ELLE: What about waterproof makeup such as mascara?

Aurélie Guyoux: On waterproof makeup, you need to apply twice or thrice. You do it very slowly but it will remove the waterproof makeup.

You apply it on your eyes, wait a little bit—for two or three seconds, so that the product really goes in contact with the makeup. And gently [lift it up]. And never [rub the cotton pad] because it tugs your skin.

ELLE: And it removes the bacteria on our skin?

Aurélie Guyoux: A lot of people think that we need to remove bacteria. “I want to kill all the bacteria.” But it’s really bad. You need bacteria. We don’t want to remove bacteria because your skin is full of bacteria. If you have an imbalanced bacteria system, some pathology will appear—acne is linked with a specific bacteria but also epidermatitis, you can have staphylococcus bacteria they are becoming the major ones, and you can have skin problems. You need to keep a good balance on your skin flora. It’s called microbiome.

We use specific sugars that are useful for the good bacteria. Well, there are not good or [bad] bacteria. We thought that [way] a few years ago. But now, we know we need all the bacteria, even the [bad] ones. They make a kind of fight together and keep a good balance.

From left, the blue bottled Hydrabio micellar water (S$15.90) contains a higher dose of hydrating ingredients such as glycerin for dry skin types; the green Sebium micellar water (S$15.90) contains ingredients such as zinc gluconate and copper sulfate to battle acne; the red Sensibio (S$15.90) was formulated for sensitive skin types.
From left, the blue bottled Hydrabio micellar water (S$15.90) contains a higher dose of hydrating ingredients such as glycerin for dry skin types; the green Sebium micellar water (S$15.90) contains ingredients such as zinc gluconate and copper sulfate to battle acne; the red Sensibio (S$15.90) was formulated for sensitive skin types.

ELLE: What is the right way to use the micellar water?

Aurélie Guyoux: So, you need a cotton pad.

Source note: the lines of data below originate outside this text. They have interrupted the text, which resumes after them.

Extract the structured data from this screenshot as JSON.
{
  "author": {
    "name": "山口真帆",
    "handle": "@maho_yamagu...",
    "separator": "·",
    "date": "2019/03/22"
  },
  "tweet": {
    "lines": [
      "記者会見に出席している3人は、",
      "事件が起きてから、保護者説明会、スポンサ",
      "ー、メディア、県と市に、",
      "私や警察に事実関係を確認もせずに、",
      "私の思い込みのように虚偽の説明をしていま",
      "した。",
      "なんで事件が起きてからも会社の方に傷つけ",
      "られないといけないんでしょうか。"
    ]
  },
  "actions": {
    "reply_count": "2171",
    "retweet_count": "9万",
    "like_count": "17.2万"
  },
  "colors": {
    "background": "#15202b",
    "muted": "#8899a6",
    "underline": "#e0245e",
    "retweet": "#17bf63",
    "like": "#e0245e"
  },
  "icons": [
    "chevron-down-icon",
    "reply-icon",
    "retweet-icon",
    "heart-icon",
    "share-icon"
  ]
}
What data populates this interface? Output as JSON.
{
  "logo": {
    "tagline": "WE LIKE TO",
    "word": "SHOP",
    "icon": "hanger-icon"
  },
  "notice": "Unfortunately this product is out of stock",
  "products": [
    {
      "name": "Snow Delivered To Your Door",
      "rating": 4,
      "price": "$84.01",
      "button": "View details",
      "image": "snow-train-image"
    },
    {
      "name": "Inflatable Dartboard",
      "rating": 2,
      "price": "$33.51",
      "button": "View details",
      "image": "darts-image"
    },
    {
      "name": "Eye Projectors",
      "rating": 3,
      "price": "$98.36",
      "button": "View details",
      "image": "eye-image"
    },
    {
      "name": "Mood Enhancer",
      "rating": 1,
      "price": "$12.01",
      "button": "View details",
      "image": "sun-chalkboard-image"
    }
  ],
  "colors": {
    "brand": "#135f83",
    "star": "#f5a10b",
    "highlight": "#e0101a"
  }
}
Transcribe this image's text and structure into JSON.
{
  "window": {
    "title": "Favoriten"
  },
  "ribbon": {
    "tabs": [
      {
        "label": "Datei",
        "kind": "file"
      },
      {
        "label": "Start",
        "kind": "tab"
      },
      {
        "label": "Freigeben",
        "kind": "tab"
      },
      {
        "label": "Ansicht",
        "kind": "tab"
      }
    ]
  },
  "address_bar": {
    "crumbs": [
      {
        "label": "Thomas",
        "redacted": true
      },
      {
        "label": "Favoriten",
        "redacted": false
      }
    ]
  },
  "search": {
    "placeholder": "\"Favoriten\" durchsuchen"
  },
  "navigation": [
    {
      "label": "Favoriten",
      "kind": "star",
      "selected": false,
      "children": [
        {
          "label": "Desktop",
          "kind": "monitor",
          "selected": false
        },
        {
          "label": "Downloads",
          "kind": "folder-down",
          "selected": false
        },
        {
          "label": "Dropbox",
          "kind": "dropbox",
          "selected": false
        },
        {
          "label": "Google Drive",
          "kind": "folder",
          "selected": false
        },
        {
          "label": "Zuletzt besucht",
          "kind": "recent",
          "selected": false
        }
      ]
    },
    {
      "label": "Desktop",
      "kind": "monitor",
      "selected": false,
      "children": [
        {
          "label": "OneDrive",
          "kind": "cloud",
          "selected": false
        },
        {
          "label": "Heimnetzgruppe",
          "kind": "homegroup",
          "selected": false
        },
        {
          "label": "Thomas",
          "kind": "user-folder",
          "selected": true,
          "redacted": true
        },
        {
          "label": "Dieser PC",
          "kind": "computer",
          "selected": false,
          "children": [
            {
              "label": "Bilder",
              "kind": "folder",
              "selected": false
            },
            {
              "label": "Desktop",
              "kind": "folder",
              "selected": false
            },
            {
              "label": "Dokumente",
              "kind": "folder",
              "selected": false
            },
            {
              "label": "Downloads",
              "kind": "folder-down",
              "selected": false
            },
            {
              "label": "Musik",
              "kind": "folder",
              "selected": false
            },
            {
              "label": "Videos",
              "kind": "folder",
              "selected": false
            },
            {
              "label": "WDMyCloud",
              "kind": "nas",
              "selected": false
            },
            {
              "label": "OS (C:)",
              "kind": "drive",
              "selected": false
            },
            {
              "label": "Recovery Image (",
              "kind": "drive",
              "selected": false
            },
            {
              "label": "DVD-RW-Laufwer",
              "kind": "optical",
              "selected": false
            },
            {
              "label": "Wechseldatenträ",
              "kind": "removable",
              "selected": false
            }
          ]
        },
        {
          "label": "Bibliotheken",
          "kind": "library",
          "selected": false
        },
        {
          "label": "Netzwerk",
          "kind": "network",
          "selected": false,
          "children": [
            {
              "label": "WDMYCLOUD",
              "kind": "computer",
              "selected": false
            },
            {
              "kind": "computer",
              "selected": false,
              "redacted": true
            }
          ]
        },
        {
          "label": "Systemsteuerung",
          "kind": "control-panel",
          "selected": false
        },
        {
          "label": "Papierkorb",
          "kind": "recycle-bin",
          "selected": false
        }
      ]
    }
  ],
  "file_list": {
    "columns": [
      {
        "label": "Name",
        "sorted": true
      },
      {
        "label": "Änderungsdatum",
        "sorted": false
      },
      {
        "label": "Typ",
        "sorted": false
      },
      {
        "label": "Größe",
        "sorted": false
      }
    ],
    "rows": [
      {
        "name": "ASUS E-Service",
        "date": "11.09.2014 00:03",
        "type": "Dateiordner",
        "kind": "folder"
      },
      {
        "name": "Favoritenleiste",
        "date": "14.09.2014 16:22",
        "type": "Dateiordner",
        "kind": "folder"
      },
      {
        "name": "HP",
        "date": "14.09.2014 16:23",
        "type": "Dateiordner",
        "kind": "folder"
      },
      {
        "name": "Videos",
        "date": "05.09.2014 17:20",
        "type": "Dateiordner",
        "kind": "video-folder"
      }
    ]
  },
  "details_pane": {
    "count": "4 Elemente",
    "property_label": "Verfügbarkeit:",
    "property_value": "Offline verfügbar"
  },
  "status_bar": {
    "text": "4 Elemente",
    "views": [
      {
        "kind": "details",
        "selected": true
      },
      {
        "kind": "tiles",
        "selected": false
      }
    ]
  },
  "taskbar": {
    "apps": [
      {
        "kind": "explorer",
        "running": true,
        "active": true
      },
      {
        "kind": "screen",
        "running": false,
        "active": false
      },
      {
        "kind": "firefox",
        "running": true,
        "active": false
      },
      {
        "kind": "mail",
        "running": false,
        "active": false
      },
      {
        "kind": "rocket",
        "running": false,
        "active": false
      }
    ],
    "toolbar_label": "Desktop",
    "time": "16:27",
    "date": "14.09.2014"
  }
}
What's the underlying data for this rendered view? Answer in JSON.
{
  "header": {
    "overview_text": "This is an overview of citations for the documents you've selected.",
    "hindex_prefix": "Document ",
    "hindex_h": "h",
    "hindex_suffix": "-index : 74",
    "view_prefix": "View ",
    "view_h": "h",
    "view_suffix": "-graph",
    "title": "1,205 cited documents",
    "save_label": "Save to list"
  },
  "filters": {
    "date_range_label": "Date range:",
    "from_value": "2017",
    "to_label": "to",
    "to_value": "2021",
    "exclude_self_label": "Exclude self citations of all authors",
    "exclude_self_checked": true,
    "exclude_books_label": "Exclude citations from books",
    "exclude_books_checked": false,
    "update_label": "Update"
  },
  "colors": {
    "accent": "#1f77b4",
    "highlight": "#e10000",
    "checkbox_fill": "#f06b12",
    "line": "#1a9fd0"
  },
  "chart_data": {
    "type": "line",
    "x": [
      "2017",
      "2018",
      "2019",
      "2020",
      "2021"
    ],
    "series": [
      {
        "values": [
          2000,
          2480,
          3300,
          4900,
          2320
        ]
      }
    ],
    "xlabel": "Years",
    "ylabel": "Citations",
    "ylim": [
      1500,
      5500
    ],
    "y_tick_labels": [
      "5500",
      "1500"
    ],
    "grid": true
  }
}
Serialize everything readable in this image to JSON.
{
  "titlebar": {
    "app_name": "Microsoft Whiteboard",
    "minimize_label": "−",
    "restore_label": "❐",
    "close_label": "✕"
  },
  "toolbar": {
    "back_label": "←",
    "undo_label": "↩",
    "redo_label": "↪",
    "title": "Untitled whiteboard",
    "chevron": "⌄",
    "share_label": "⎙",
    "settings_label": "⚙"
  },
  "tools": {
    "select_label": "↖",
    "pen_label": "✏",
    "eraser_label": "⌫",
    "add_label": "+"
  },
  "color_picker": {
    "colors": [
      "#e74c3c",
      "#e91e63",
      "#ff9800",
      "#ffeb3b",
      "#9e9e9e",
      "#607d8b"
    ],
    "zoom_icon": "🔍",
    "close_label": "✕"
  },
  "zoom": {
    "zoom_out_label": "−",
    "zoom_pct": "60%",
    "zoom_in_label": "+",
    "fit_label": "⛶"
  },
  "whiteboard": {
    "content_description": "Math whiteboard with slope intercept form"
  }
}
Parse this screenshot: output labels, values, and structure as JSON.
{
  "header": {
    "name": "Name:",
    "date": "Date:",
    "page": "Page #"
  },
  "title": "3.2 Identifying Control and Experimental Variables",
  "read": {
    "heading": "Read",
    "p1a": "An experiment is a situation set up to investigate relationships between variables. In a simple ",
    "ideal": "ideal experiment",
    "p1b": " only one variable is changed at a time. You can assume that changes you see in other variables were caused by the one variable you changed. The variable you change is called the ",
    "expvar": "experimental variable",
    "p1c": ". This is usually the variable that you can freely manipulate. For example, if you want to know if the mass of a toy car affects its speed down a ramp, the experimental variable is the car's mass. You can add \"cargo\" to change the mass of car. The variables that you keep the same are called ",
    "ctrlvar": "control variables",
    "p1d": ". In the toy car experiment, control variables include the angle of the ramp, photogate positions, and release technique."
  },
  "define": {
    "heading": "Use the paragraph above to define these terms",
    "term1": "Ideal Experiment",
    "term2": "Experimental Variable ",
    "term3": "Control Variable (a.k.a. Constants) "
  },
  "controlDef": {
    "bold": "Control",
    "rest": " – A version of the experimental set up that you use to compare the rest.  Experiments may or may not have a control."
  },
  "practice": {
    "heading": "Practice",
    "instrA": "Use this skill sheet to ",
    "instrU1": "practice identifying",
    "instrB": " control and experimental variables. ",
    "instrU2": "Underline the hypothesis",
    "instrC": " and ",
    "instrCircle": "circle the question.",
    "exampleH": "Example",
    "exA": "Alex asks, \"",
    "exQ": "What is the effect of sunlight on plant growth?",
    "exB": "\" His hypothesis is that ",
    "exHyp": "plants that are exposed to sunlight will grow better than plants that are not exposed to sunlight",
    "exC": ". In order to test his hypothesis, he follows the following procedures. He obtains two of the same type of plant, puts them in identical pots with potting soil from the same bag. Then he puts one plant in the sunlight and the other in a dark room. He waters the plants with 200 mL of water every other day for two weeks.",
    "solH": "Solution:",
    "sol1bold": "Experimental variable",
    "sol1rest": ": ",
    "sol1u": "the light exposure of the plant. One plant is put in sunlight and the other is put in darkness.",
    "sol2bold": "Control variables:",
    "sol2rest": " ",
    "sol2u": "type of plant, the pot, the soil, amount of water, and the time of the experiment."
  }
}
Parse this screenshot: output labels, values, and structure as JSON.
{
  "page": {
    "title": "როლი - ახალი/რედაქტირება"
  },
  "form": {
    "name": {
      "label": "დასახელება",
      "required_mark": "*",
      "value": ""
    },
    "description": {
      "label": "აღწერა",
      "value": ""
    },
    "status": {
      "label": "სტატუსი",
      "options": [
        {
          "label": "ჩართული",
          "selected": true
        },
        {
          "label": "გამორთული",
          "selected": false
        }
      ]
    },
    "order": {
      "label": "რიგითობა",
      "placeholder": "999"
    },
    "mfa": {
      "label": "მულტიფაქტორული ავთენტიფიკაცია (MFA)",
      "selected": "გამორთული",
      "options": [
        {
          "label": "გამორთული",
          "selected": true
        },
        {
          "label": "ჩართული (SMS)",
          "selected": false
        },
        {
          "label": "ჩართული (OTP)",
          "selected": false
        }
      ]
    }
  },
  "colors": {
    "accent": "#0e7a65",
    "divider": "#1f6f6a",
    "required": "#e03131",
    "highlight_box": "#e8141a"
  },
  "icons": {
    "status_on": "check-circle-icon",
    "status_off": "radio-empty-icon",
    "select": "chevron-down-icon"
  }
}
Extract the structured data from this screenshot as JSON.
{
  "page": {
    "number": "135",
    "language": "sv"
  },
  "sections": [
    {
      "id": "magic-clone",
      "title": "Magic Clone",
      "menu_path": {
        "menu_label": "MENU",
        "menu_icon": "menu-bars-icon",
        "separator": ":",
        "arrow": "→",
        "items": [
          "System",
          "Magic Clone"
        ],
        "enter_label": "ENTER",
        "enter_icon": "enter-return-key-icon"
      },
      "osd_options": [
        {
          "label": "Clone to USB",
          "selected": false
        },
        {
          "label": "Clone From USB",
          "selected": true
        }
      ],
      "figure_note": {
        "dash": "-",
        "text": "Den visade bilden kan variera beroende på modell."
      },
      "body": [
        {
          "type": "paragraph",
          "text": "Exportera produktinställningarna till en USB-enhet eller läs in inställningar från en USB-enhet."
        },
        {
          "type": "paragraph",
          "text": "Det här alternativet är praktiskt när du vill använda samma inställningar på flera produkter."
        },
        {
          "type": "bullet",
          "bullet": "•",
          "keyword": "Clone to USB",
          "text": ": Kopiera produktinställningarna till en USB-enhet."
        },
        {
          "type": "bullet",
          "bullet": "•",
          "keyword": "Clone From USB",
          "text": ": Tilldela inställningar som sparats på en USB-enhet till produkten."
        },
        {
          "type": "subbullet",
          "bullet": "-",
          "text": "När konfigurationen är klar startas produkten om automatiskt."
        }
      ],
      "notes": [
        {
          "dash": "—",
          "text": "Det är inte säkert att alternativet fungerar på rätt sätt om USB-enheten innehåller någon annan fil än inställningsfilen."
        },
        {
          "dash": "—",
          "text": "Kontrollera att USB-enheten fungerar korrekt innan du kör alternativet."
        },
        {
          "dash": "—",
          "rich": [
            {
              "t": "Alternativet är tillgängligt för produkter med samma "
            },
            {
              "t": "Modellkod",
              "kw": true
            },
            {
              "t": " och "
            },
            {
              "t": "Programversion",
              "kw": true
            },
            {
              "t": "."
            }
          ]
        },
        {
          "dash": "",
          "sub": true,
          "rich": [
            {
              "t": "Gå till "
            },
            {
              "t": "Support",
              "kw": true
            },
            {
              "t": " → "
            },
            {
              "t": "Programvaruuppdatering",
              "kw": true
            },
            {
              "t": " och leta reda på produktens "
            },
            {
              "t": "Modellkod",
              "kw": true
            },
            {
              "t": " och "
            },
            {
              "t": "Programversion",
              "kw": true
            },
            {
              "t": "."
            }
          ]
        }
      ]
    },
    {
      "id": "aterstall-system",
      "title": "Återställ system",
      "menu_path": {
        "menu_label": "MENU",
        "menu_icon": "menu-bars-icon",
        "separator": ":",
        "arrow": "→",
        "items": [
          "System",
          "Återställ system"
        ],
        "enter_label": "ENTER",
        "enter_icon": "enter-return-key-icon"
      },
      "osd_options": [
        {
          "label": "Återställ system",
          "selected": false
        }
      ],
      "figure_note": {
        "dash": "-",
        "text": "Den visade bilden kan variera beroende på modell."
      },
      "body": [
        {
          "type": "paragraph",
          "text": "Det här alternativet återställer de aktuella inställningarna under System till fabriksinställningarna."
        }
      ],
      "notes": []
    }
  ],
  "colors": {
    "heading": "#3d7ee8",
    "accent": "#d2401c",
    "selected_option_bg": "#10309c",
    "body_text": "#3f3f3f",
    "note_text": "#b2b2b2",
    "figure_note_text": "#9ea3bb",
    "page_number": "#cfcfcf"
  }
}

This is very fluid, it’s why you need the cotton pad. The cotton pad [also] helps to remove sebum in excess.

We are thinking about a new way of cleansing without cotton pads—only with your fingertips. But it’s not very easy.

ELLE: Do we have to wash our face again after the micellar water?

Aurélie Guyoux: Do not over wash! Say that to people! You use it and that’s all, you put on your skincare. People clean too much with aggressive products. Tap water can be very aggressive for your skin if you have sensitive skin.

This interview has been edited and condensed for brevity.